An out-of-court settlement is not always possible or advantageous. The main risks and disadvantages are:
• Lack of willingness to cooperate on the part of the debtor, avoidance of contact, or persistent evasion of payment.
• Risk of the claim becoming time-barred due to excessively long negotiations.
• Concluding a settlement on unfavorable terms, resulting, for example, in the cancellation of too large a portion of the debt.
Practical tips for preparing a settlement agreement
1. Precisely define the parties to the settlement
Provide accurate details of the parties (first names, last names, company names, PESEL, KRS, addresses).
2. Specify the details of the obligation
The settlement should clearly specify what it relates to (e.g., which invoice or other financial document), the amount remaining to be paid, and the date on which the obligation arose.
3. Set up a debt repayment schedule
The agreement should include a specific repayment plan – installment amounts, payment dates, and the account number to which payments should be made.
4. Agree on additional terms and conditions
The parties may agree, for example, on partial debt forgiveness, interest, deferral of payment, or reduction/addition of specific contractual penalties.
5. Add provisions regarding the debtor's failure to comply with the settlement
It is important that the settlement includes a provision specifying what will happen if the debtor fails to comply with the agreed terms (e.g., the possibility of immediately pursuing the entire claim, charging interest).
6. Consider concluding the settlement in writing or before a notary public
For safety reasons, it is advisable to conclude the settlement in writing.

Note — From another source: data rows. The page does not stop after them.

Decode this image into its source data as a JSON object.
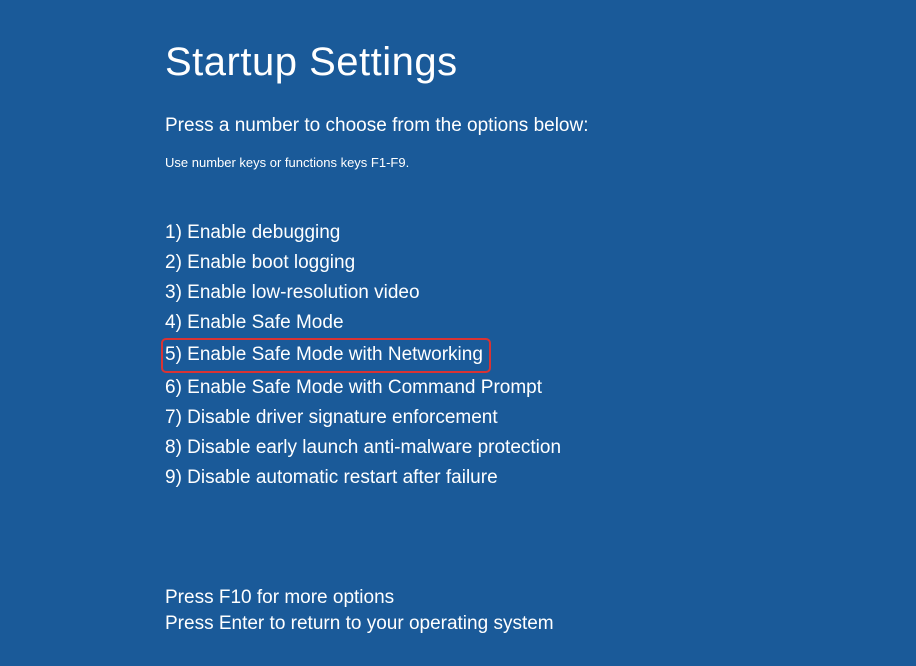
{
  "title": "Startup Settings",
  "subtitle": "Press a number to choose from the options below:",
  "instruction": "Use number keys or functions keys F1-F9.",
  "options": [
    "1) Enable debugging",
    "2) Enable boot logging",
    "3) Enable low-resolution video",
    "4) Enable Safe Mode",
    "5) Enable Safe Mode with Networking",
    "6) Enable Safe Mode with Command Prompt",
    "7) Disable driver signature enforcement",
    "8) Disable early launch anti-malware protection",
    "9) Disable automatic restart after failure"
  ],
  "highlighted_index": 4,
  "footer": {
    "more_options": "Press F10 for more options",
    "return": "Press Enter to return to your operating system"
  }
}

In special cases (e.g., involving larger amounts), in order to increase the effectiveness of enforcement, you may consider, for example, a notarial deed together with a statement by the debtor on voluntary submission to enforcement (Article 777 of the Code of Civil Procedure), which shortens the debt collection process in the event of non-performance of the settlement, because after obtaining an enforcement clause, you can immediately go to the bailiff with it.
7. Attach the necessary documentation
It is advisable to attach documents that prove the existence of the obligation (e.g., the main contract, invoices) to the settlement agreement.
8. Ensure that the signatures are correct
The settlement agreement should be signed by all authorized persons (by hand or with qualified electronic signatures), and then each party should receive their own signed copy of the document.
9. Seek professional help
Consider consulting a legal advisor when preparing a settlement agreement to ensure that your interests are protected and to avoid any potential legal pitfalls.
FAQ: frequently asked questions about debt settlement
A settlement agreement may also be concluded verbally or by email, but for evidentiary purposes and for the security of both parties, a written form is strongly recommended. A written settlement clearly defines the terms and conditions and facilitates the enforcement of your rights in the event of a dispute.
There is no obligation to use the services of a lawyer or notary when drawing up a settlement agreement. The parties may draw up the agreement themselves. However, in more complex cases or involving larger amounts, it is worth considering consulting a lawyer and, if necessary, drawing up a settlement in the form of a notarial deed together with a statement by the debtor voluntarily submitting to enforcement.
Yes, the parties have complete freedom in determining the terms of the settlement, including the interest rate (as well as debt forgiveness, repayment schedule, etc.).
The parties to the settlement agreement may reduce the interest, waive its calculation, or agree on an alternative interest rate that is mutually convenient.
A settlement concluded and executed in accordance with the terms and conditions usually allows court or bailiff proceedings to be avoided. However, if the debtor fails to comply with the terms of the settlement, the creditor has the right to refer the case to court or to a bailiff (if the settlement was drawn up in the form of a notarial deed together with a statement by the debtor voluntarily submitting to enforcement).